Raif Badawi, blogueur saoudien de 32 ans, est condamné à dix ans de prison, à mille coups de fouet et à une amende de près de 30 000 dollars canadiens. L'État saoudien accuse M. Badawi d'avoir offensé les préceptes islamiques dans le forum en ligne, « Saudi Arabian Liberals », qu'il a lui-même créé en 2008 pour encourager le débat politique et social en Arabie Saoudite. En attente d'un nouveau procès, il risque cette fois d'être rejugé pour apostasie (abandon volontaire d'une religion), un crime passible de la peine capitale. Sa femme, Ensaf Haider et ses trois enfants sont réfugiés politiques au Canada depuis novembre 2013 et résident à Sherbrooke. Raif Badawi a l'appui d'Amnistie internationale, Human Rights Watch et du député néodémocrate de Sherbrooke, Pierre-Luc Dusseault.

Ils sont plusieurs Saoudiens, comme M. Badawi, à être emprisonnés pour avoir milité pour le respect des droits de l'homme : « Depuis 2012, les autorités ont mené une campagne sans pitié contre les défenseurs des droits de l'homme et des dissidents pacifiques », a critiqué Adam Coogle, chercheur responsable de l'Arabie Saoudite pour l'organisation Human Rights Watch (HRW)

Estrie Plus a voulu en savoir davantage sur le pays de l'Arabie Saoudite qui accumule les critiques en matière de droits et libertés individuelles.

Condition des droits et libertés

« L'Arabie Saoudite a un très mauvais dossier en ce qui a trait à la protection des droits fondamentaux. Certaines violations sont bien connues : la discrimination à l'égard des femmes, des peines corporelles, des peines capitales qui sont utilisées très abusivement, des conditions de détention lamentables et des traitements discriminatoires et oppressifs à l'endroit des travailleurs migrants », a déploré M. Schabas. Sans compter que « les tribunaux ne garantissent pas des procès équitables, les femmes ne sont pas égales aux hommes devant la loi et il y a un système de tutelle masculine qui rend les femmes dépendantes de leur père », a ajouté Adam Coogle.
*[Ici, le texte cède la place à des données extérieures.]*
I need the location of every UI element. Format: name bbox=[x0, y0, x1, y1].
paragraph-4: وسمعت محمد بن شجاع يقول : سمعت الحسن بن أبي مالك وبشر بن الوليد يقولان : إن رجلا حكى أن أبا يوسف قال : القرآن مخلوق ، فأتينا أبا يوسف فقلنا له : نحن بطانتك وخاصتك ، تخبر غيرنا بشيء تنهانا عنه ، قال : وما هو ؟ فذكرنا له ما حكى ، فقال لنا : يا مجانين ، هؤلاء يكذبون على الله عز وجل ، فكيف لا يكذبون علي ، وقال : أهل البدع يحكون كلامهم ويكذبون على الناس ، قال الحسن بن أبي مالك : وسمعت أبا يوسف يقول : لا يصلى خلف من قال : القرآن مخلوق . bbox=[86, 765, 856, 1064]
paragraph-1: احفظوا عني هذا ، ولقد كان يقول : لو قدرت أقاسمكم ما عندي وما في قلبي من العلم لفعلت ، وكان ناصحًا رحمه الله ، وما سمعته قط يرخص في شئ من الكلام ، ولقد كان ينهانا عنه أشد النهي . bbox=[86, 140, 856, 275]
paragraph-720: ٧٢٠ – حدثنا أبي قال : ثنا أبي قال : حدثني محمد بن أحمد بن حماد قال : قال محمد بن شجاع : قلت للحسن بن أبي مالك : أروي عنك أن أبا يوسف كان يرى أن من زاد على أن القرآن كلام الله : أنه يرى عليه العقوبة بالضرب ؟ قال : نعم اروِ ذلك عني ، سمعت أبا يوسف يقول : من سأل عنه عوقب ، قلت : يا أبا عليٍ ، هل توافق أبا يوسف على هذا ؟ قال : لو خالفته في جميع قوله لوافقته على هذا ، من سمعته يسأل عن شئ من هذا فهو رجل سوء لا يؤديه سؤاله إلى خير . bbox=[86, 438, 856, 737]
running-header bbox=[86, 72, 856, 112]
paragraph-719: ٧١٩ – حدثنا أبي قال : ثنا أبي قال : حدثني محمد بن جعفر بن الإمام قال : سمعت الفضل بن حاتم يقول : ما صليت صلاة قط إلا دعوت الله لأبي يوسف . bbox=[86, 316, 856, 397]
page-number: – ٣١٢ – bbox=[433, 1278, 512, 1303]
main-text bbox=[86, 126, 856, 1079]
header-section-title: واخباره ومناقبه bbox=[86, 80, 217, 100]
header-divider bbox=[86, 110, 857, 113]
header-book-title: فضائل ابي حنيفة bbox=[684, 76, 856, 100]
« L'Arabie Saoudite se distingue par le fait que c'est un pays extrêmement conservateur et arriéré », a lancé M. Schabas. Le professeur prévient toutefois que la situation en Arabie Saoudite ne doit pas être généralisée à l'ensemble des pays du Moyen-Orient : « Il y a certains pays qui sont relativement progressistes dans la région. Il y a plusieurs pays démocratiques, qui respectent les lois, qui n'appliquent plus la peine capitale et qui sont beaucoup plus respectueux des normes internationales. Certains pays du Maghreb sont nettement différents comme la Tunisie, le Maroc et l'Algérie. Puis, il y a de grands changements qui sont en cours dans les pays du printemps arabe, notamment en Égypte et en Libye. »

La soif de liberté

« Il y a des citoyens saoudiens qui revendiquent des réformes y compris le respect des droits humains, tel que la liberté d'expression et d'association. Mais on n'a pas vu, en Arabie Saoudite, la mobilisation dans les rues ou des mouvements d'oppositions », a indiqué M. Coogle. Les revendications sont plutôt informelles. Certains citoyens utilisent les médias sociaux pour écrire des lettres ouvertes qui appellent à des réformes. Il y a aussi quelques associations qui ne sont pas reconnues, mais qui agissent dans le même sens. Pour le professeur de l'Université de Middlesex, à Londres, ce n'est qu'une question de temps avant que les citoyens saoudiens ne revendiquent leurs droits : « tôt ou tard, il y aura un soulèvement populaire en Arabie Saoudite. M. Badawi est certainement l'avant-garde de ce mouvement. »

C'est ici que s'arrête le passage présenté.